Malgré la défection de son mari, Mrs. Bennet ne se résigna pas tout de suite à s’avouer battue. Elle entreprit Elizabeth à plusieurs reprises, la suppliant et la menaçant tour à tour. Elle essaya aussi de se faire une alliée de Jane, mais, avec toute la douceur possible, celle-ci refusa d’intervenir. Quant à Elizabeth, tantôt avec énergie, tantôt avec gaieté, elle repoussa tous les assauts, changeant de tactique, mais non de détermination.

Mr. Collins pendant ce temps méditait solitairement sur la situation. La haute opinion qu’il avait de lui-même l’empêchait de concevoir les motifs qui avaient poussé sa cousine à le refuser et, bien que blessé dans son amour-propre, il n’éprouvait pas un véritable chagrin. Son attachement pour Elizabeth était un pur effet d’imagination et la pensée qu’elle méritait peut-être les reproches de sa mère éteignait en lui tout sentiment de regret.
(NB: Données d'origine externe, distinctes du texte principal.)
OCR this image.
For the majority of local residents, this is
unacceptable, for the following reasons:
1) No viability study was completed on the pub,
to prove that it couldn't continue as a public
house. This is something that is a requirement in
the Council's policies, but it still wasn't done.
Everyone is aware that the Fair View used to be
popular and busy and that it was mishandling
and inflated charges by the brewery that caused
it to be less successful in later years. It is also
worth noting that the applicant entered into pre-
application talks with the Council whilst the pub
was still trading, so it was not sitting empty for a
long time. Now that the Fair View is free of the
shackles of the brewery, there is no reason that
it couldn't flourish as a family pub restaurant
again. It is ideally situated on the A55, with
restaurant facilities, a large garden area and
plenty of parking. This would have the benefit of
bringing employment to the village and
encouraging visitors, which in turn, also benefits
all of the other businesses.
Pendant que toute la famille était ainsi dans le désarroi, Charlotte Lucas vint pour passer la journée avec ses amies. Elle fut accueillie dans le hall par Lydia qui se précipita vers elle en chuchotant :

— Je suis contente que vous soyez venue car il se passe ici des choses bien drôles. Devinez ce qui est arrivé ce matin : Mr. Collins a offert sa main à Lizzy, et elle l’a refusée !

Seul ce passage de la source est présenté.